The Lord describes His infinite Self in many ways in the Bhagavad Gita. “I am the rites that the Vedas ordain and the rituals taught by the scriptures. I am the food that sustains and heals; the mantra, the ghee, the oblation and the flame into which it is offered. I am the father, mother, grandfather of the universe; I give the fruits of every action of every individual; I am the Being extolled in the Vedas and I am the one who purifies and sanctifies.”
Such being His transcending Supremacy, one tends to wonder how it is possible to approach Him to seek His grace.
The Lord dispels this fear of His inaccessibility which arises naturally in many of us when He spells out the simple ways in which we can reach Him, pointed out Swami Gautamananda in a lecture.
“I gladly accept whatever my devotee offers — be it a leaf, flower, fruit or a drop of water — with pure and sincere love.”
The Lord has proved this truth in the lives of many of His devotees. Rama accepted the best of fruits that Sabhari had personally checked by tasting before offering them to the Lord. Krishna expressed warm gratitude to Vidhura who offered Him simple porridge in his hut. The all-knowing Krishna took the broken rice flakes from Kuchela who was hesitant to give Him such a plain item. Siva graced the hunter Kannappan who brought ablutions for the Lord in his mouth and offered Him meat.
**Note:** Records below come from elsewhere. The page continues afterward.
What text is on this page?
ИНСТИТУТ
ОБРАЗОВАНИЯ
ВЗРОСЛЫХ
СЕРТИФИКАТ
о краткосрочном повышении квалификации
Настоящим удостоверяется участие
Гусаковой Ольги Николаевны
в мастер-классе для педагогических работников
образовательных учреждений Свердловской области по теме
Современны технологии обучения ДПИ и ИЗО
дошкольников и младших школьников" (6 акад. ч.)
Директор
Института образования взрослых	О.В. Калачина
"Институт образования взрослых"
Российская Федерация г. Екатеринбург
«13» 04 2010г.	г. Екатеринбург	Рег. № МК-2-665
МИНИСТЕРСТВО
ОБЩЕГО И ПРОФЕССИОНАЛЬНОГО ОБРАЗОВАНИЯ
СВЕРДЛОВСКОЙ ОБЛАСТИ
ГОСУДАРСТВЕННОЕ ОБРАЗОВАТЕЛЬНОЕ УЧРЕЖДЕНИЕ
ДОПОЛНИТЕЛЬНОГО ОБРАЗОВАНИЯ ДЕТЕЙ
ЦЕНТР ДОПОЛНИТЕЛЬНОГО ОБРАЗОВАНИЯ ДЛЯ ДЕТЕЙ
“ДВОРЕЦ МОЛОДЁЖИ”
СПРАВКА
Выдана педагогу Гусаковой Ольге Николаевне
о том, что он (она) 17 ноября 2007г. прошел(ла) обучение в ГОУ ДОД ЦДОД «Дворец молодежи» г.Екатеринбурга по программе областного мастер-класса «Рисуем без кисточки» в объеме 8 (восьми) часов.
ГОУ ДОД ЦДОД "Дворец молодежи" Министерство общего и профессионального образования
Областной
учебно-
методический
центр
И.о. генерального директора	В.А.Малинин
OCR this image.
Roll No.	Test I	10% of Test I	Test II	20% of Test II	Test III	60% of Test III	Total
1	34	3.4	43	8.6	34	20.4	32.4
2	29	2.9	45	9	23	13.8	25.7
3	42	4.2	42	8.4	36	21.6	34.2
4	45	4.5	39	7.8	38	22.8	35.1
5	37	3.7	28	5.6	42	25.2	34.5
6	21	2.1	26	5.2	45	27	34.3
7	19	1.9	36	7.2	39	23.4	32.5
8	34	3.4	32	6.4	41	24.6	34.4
It is thus clear that the attitude behind each offering is the value that God looks for and not the worth of the offering as such. Ostentation in worship may feed the ego of the individual but does not bring him any closer to God.
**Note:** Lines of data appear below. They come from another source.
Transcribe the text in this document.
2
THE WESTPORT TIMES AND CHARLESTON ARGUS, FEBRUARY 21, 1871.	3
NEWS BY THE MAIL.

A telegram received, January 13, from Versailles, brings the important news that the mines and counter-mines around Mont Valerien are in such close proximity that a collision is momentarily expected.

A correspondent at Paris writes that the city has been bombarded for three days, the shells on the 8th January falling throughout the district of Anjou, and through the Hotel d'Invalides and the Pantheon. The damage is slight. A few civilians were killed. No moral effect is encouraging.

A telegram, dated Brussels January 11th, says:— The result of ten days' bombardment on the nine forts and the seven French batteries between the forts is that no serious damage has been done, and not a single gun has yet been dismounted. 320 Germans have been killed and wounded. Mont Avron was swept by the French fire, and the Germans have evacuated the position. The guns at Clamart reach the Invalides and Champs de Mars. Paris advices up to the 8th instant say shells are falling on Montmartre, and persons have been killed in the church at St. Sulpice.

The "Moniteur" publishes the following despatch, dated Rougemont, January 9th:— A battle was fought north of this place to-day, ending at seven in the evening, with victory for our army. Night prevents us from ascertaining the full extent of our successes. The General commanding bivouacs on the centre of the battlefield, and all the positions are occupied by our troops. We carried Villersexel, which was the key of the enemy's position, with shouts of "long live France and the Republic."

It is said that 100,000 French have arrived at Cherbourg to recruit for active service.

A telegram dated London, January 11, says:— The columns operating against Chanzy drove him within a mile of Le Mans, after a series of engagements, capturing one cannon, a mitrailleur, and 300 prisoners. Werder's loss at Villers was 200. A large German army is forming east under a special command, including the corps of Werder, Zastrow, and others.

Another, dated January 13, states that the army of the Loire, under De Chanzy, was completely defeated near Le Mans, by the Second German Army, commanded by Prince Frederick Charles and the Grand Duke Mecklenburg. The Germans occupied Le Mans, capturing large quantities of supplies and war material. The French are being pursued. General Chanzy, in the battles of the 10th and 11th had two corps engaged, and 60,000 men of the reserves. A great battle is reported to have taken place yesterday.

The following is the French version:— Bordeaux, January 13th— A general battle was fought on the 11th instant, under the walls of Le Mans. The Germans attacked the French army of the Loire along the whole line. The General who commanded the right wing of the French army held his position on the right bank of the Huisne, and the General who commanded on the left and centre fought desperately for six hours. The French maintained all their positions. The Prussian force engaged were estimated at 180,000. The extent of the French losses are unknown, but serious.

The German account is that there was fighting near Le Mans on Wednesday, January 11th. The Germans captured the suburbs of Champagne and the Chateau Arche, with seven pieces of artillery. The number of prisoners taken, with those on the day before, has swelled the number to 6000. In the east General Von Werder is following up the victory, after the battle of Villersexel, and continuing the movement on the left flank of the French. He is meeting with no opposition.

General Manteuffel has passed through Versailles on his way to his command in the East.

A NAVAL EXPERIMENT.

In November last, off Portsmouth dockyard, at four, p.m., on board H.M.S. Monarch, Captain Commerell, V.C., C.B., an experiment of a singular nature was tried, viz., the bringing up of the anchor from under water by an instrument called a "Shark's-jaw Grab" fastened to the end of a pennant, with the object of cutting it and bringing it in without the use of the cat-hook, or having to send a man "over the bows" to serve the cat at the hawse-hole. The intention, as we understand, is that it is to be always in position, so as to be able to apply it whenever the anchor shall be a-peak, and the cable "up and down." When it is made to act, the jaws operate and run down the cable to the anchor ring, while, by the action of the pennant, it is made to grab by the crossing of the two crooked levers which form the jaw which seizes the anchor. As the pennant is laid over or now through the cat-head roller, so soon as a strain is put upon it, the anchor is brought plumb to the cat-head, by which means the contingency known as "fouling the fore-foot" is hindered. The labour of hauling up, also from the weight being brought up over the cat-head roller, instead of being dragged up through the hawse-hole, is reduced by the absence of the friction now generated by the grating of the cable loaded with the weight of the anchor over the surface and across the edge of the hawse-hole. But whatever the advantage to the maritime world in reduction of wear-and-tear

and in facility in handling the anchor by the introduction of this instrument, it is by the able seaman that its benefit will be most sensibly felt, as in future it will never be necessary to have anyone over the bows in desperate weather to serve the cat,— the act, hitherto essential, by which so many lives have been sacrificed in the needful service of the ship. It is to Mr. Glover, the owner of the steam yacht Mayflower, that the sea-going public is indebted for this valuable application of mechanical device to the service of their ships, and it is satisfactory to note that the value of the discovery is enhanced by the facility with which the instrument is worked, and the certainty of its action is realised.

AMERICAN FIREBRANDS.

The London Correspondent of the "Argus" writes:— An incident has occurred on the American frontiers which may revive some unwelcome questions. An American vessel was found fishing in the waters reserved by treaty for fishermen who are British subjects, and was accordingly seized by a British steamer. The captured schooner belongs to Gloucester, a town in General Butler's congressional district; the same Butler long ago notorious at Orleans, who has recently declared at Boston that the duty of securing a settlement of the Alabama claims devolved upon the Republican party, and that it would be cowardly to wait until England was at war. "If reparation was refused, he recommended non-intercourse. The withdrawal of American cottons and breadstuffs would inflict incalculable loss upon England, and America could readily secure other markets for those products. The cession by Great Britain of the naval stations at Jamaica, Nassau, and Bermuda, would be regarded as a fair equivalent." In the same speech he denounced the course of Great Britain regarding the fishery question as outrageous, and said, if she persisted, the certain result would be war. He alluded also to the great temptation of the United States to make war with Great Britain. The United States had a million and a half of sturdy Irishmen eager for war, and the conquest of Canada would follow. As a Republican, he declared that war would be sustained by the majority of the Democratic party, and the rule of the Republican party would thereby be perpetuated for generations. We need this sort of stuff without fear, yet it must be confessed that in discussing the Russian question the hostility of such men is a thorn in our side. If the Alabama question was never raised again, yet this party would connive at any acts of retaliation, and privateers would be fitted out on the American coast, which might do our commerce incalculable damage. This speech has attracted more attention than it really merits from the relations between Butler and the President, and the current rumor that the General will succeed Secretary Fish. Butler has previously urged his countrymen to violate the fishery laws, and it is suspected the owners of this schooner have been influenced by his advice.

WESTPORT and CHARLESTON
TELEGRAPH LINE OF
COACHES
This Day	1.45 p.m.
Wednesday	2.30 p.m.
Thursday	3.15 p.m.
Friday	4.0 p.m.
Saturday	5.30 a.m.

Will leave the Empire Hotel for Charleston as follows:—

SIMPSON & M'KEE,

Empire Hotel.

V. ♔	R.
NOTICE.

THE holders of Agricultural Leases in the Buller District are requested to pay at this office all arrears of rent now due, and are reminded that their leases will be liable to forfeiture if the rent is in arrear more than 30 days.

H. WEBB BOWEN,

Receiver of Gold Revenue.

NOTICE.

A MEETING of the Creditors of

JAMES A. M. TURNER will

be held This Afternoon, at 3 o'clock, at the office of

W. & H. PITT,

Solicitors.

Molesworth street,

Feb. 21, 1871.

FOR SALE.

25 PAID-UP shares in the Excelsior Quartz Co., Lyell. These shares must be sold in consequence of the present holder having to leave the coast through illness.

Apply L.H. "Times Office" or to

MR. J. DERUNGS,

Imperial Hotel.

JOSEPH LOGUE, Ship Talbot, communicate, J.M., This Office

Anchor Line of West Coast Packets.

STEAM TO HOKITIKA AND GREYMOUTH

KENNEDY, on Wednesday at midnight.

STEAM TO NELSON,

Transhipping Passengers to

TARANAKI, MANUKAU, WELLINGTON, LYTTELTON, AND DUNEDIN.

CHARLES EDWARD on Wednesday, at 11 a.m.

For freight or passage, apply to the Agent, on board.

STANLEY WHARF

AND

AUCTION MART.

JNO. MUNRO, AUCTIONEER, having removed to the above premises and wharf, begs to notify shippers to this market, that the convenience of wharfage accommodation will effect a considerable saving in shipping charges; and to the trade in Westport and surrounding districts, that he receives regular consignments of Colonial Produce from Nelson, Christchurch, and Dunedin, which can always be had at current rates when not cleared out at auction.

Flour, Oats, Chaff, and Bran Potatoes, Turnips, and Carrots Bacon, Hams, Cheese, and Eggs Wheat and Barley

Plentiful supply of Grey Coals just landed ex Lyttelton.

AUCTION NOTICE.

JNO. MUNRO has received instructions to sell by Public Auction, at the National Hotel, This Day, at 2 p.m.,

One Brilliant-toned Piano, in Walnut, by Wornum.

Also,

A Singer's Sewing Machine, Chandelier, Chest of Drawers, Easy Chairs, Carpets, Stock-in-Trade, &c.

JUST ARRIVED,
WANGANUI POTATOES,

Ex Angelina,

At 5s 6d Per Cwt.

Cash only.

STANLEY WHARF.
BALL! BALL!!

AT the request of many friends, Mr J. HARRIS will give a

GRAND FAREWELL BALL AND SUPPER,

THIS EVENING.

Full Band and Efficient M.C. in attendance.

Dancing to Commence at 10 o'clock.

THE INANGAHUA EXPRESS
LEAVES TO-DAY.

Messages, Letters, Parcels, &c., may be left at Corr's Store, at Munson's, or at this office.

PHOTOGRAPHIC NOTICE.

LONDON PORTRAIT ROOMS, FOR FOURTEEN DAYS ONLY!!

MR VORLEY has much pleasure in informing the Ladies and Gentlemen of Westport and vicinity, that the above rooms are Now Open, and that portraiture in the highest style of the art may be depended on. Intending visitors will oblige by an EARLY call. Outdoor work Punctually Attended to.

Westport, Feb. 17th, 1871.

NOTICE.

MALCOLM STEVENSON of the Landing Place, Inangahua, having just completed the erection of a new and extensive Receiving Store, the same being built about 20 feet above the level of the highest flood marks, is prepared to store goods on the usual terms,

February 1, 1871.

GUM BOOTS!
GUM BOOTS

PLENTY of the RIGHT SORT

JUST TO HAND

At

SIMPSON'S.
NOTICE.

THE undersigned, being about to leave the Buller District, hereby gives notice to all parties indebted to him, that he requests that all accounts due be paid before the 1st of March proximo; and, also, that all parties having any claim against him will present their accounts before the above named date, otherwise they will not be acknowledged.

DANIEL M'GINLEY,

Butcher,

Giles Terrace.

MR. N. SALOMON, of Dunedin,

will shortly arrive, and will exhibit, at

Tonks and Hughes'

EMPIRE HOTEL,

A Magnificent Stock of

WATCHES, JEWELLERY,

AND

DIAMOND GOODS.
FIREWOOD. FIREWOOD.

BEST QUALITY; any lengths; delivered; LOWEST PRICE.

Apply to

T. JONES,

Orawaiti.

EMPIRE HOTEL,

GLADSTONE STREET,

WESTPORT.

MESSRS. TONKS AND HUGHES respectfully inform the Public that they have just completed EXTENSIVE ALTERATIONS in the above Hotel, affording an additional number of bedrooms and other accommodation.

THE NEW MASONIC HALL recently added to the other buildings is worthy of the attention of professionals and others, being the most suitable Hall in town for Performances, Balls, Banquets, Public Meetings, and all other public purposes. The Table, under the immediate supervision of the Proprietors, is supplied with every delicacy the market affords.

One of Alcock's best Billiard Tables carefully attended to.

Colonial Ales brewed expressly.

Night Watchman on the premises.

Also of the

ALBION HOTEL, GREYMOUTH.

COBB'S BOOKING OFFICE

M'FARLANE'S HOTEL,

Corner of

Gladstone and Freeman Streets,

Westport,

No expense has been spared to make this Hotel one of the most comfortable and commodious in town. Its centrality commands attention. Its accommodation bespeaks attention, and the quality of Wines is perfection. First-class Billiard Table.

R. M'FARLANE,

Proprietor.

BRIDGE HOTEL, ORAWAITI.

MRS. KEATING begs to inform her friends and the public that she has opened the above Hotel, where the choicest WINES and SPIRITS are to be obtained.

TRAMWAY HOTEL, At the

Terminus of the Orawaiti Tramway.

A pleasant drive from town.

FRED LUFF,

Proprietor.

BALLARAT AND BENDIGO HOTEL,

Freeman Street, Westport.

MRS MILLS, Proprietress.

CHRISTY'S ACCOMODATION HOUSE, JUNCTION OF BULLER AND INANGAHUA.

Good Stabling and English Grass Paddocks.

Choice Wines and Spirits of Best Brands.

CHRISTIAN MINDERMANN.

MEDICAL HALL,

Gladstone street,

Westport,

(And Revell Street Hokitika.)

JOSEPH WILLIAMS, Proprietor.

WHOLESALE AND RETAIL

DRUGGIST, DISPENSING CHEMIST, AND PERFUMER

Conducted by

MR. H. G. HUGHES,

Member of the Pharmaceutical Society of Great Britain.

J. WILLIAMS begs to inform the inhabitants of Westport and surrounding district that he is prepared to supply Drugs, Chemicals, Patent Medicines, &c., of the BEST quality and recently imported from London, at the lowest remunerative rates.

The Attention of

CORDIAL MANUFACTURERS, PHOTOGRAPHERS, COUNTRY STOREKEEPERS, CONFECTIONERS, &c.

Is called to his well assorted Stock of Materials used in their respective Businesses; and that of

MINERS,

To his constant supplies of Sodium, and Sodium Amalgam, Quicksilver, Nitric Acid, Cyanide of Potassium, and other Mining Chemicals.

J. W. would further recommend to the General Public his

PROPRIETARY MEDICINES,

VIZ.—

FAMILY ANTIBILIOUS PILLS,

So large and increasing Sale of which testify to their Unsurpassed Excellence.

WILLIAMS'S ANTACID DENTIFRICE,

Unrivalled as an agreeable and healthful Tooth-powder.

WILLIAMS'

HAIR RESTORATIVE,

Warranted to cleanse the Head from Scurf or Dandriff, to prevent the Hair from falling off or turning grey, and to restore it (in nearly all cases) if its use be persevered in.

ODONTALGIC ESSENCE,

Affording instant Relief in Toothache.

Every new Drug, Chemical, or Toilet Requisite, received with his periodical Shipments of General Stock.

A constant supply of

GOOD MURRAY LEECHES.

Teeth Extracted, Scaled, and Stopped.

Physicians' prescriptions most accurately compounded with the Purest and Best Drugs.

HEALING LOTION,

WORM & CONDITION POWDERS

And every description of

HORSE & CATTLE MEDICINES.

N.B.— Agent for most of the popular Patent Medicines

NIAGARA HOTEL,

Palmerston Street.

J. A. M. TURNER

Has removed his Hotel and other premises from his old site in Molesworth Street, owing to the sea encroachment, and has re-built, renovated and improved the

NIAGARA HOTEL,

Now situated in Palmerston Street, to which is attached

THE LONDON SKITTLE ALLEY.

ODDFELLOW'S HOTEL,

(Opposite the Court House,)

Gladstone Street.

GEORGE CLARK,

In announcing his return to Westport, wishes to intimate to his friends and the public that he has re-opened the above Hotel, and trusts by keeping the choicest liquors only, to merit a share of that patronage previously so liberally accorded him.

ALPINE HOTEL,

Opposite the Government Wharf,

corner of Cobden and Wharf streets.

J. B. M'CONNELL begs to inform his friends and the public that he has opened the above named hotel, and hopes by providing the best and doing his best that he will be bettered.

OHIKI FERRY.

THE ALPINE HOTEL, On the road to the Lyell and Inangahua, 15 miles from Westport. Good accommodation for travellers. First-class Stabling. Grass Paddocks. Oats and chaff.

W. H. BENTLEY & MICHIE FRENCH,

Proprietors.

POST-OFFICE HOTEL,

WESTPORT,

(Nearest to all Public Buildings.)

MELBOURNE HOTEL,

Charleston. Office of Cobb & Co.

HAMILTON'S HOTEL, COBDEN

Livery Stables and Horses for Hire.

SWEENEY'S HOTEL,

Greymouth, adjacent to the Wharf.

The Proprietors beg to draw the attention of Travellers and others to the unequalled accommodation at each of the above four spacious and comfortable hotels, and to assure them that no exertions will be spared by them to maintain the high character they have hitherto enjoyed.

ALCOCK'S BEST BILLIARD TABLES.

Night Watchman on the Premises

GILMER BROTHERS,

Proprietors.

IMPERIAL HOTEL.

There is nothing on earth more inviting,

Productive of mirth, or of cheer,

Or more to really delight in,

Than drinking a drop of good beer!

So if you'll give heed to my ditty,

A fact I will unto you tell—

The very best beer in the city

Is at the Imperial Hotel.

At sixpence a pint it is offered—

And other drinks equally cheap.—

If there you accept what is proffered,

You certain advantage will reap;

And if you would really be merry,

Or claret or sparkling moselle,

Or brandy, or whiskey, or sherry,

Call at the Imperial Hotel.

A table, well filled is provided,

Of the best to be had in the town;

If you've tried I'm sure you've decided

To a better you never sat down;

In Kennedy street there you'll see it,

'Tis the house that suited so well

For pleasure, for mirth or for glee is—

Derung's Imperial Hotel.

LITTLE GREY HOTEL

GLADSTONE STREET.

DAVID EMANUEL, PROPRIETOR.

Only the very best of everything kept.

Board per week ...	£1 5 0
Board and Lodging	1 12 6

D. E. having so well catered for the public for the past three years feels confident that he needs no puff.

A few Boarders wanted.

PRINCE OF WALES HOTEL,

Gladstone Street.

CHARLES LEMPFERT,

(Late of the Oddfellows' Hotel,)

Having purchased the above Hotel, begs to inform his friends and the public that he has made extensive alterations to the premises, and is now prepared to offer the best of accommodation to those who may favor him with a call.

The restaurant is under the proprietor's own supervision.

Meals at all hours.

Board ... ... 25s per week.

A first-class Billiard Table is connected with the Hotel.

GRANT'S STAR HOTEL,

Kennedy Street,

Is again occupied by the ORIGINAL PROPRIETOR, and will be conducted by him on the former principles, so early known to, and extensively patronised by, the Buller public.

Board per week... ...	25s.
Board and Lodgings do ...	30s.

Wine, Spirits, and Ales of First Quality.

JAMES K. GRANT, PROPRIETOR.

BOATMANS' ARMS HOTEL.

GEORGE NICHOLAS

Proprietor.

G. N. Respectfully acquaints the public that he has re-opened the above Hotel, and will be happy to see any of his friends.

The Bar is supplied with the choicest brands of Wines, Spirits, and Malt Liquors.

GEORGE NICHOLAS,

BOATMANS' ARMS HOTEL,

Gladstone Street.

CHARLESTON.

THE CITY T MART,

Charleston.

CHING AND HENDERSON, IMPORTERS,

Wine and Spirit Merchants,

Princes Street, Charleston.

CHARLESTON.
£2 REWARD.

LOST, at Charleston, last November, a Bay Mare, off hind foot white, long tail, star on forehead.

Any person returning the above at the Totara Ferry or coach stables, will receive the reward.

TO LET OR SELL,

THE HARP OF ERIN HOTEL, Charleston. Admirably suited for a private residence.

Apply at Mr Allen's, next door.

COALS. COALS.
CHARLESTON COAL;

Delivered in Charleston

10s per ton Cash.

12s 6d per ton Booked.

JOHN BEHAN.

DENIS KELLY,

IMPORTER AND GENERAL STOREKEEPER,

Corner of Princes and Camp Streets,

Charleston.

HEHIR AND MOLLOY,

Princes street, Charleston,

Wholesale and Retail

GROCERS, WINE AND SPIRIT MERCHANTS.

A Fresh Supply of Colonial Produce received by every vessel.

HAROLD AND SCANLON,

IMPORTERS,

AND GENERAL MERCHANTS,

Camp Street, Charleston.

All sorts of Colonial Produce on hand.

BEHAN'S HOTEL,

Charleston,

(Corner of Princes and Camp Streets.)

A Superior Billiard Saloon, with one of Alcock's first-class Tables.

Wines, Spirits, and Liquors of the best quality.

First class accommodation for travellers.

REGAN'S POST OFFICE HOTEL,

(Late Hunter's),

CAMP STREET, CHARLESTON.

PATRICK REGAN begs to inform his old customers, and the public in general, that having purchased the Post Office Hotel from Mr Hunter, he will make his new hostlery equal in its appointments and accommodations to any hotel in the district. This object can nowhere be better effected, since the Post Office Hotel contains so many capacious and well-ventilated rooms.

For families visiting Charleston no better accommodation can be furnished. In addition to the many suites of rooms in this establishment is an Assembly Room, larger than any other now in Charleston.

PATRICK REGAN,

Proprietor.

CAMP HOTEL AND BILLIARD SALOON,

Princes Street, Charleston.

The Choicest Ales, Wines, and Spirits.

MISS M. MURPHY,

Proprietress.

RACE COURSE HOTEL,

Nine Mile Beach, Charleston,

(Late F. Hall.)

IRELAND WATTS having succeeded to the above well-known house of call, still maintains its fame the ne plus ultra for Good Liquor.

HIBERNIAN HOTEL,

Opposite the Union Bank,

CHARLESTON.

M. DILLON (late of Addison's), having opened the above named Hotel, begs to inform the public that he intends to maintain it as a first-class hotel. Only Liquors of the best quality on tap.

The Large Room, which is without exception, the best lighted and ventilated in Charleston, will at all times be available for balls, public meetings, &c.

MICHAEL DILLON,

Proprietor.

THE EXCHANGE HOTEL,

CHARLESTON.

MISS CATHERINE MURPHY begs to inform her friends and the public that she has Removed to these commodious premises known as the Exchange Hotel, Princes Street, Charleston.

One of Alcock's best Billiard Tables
Krishna insists that we should cultivate the habit of dedicating to Him whatever we do or eat as a worshipful offer. This is a valuable guideline for many of us who would like to serve Him personally but do not know how to go about it.
The worldly and spiritual streams that seem to run a parallel course merge when our daily acts become acts of worship. Even our evil tendencies begin to undergo a change and turn into good deeds and goodwill.